The Government Fire Kills advertising campaign will run for one month from January across radio, print, digital, outdoor and social media as there is an increase in fire-related emergencies and deaths over the winter months, compared to the rest of the year.

There were more than 160 deaths from accidental fires in the home last year. By simply testing smoke alarms, many more lives could be saved.

Ads will feature friendly smoke alarms, which will tell the public to make time for their home’s ‘unsung heroes’ by testing their alarms once a month.

A working smoke alarm can buy you valuable time to get out, stay out and call 999. But just half of all householders who own a smoke alarm say that they test it’s working on a regular basis.

Our Head of Community Safety Trevor Bernard said:

“You’re four times more likely to die in a fire without a working smoke alarm, but only half of the people who own an alarm say they take the time to check it regularly. “I’d encourage people in South Yorkshire to make sure you test your smoke alarms this month and get into the habit of testing them each month as they can save you and your family’s life.”

South Yorkshire Fire & Rescue have recorded 10 fatal deaths from accidental and household fires over the last 12 months.

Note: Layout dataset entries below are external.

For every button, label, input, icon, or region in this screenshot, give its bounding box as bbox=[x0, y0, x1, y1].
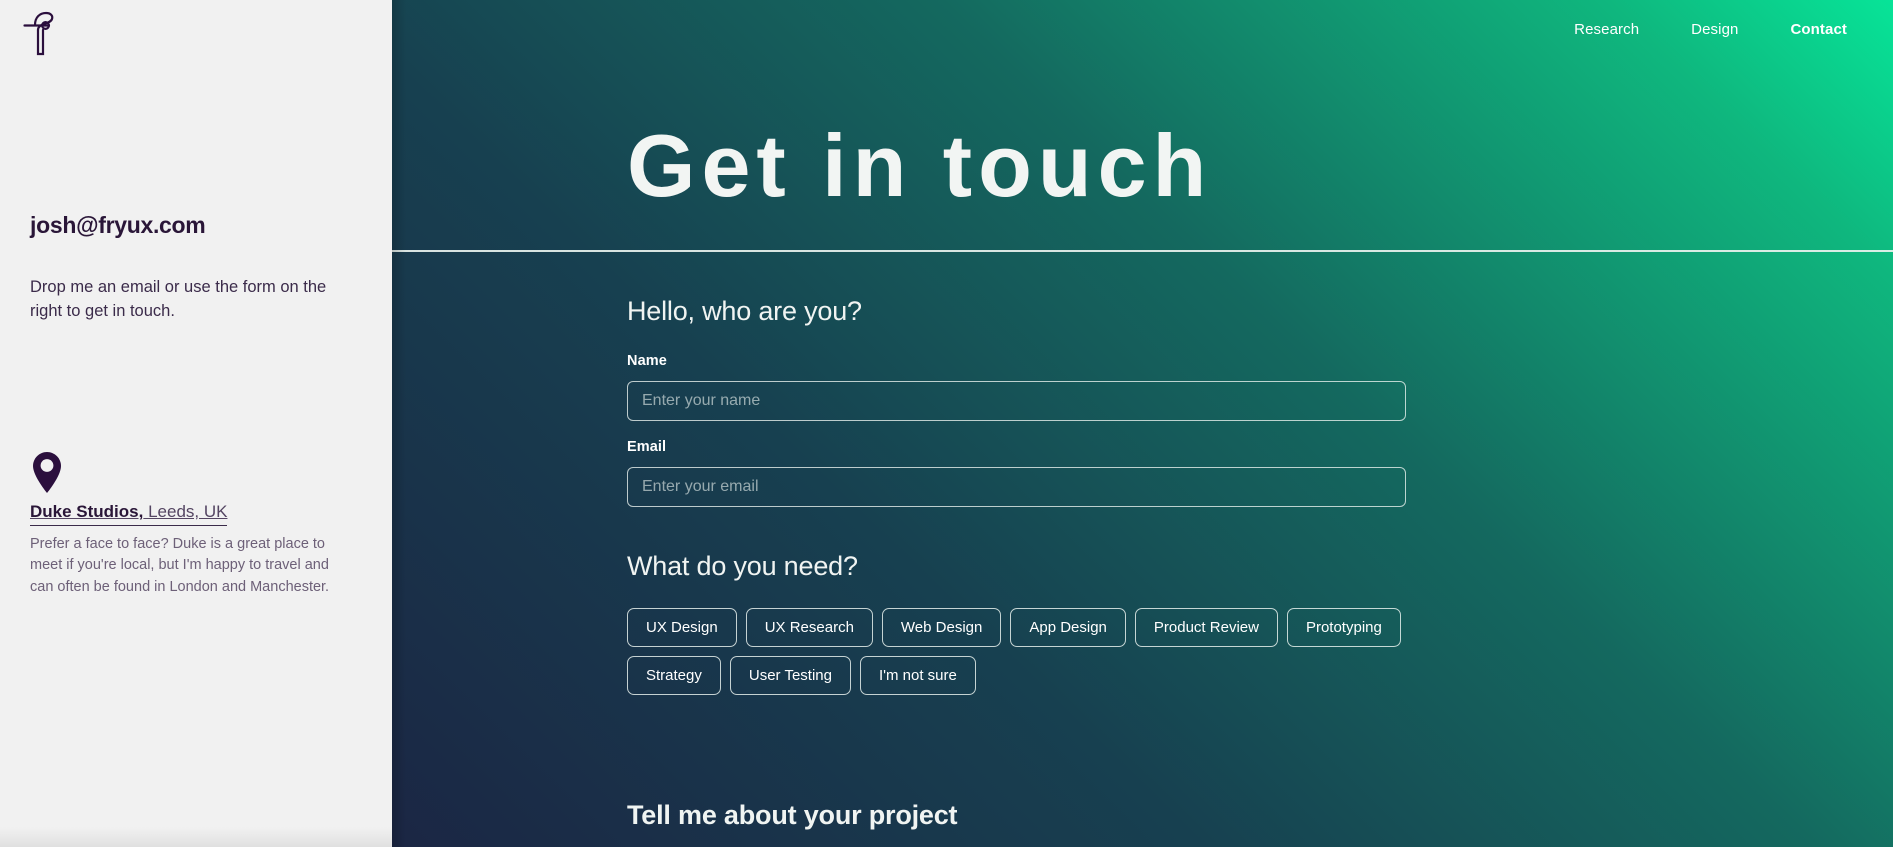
section-title-who-are-you: Hello, who are you? bbox=[627, 296, 862, 326]
address-place: Leeds, UK bbox=[143, 502, 228, 521]
page-title: Get in touch bbox=[627, 116, 1213, 215]
name-input[interactable] bbox=[627, 381, 1406, 421]
name-label: Name bbox=[627, 353, 667, 369]
needs-option-product-review[interactable]: Product Review bbox=[1134, 608, 1278, 647]
email-link[interactable]: josh@fryux.com bbox=[30, 212, 206, 239]
needs-option-user-testing[interactable]: User Testing bbox=[729, 656, 851, 695]
address-venue: Duke Studios, bbox=[30, 502, 144, 521]
nav-item-design[interactable]: Design bbox=[1691, 21, 1738, 38]
needs-options-group: UX Design UX Research Web Design App Des… bbox=[627, 608, 1497, 695]
hero-divider bbox=[392, 250, 1893, 252]
sidebar-intro-text: Drop me an email or use the form on the … bbox=[30, 278, 327, 320]
email-label: Email bbox=[627, 439, 667, 455]
needs-option-ux-design[interactable]: UX Design bbox=[627, 608, 737, 647]
fryux-f-logo-svg bbox=[23, 11, 54, 56]
needs-option-web-design[interactable]: Web Design bbox=[881, 608, 1002, 647]
email-field-group: Email bbox=[627, 439, 1649, 507]
address-note: Prefer a face to face? Duke is a great p… bbox=[30, 536, 330, 595]
needs-option-strategy[interactable]: Strategy bbox=[627, 656, 721, 695]
address-link[interactable]: Duke Studios, Leeds, UK bbox=[30, 502, 228, 526]
nav-item-contact[interactable]: Contact bbox=[1790, 21, 1847, 38]
name-field-group: Name bbox=[627, 353, 1649, 421]
needs-option-im-not-sure[interactable]: I'm not sure bbox=[859, 656, 976, 695]
needs-option-ux-research[interactable]: UX Research bbox=[745, 608, 873, 647]
nav-item-research[interactable]: Research bbox=[1574, 21, 1639, 38]
location-pin-svg bbox=[33, 452, 61, 493]
needs-option-prototyping[interactable]: Prototyping bbox=[1286, 608, 1401, 647]
location-pin-icon bbox=[30, 450, 64, 495]
section-title-tell-me-about-your-project: Tell me about your project bbox=[627, 800, 958, 830]
fryux-f-logo-icon[interactable] bbox=[22, 8, 70, 58]
contact-page: josh@fryux.com Drop me an email or use t… bbox=[0, 0, 1893, 847]
main-content: Research Design Contact Get in touch Hel… bbox=[392, 0, 1893, 847]
needs-option-app-design[interactable]: App Design bbox=[1010, 608, 1126, 647]
sidebar-bottom-fade bbox=[0, 827, 392, 847]
top-navigation: Research Design Contact bbox=[1574, 0, 1893, 58]
sidebar: josh@fryux.com Drop me an email or use t… bbox=[0, 0, 406, 847]
contact-form: Hello, who are you? Name Email What do y… bbox=[627, 296, 1649, 695]
email-input[interactable] bbox=[627, 467, 1406, 507]
section-title-what-do-you-need: What do you need? bbox=[627, 551, 858, 581]
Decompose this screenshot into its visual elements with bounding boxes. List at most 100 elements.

Help keep yourself and your loved ones safe from fire by following these simple steps:

  • Make sure you fit smoke alarms on every level of your home and test them monthly.
  • Make testing your smoke alarm part of your household routine in 3 easy steps:
    1. Test it by pressing the button once a month
    2. Change the batteries once a year if your alarm has removable batteries
    3. Clean the alarms casing twice a year to ensure dust isn’t blocking the sensor
  • Whatever happens, never remove the batteries in your smoke alarms unless you are replacing it.
  • Make sure that everyone in your home knows what to do in a fire and knows your escape route.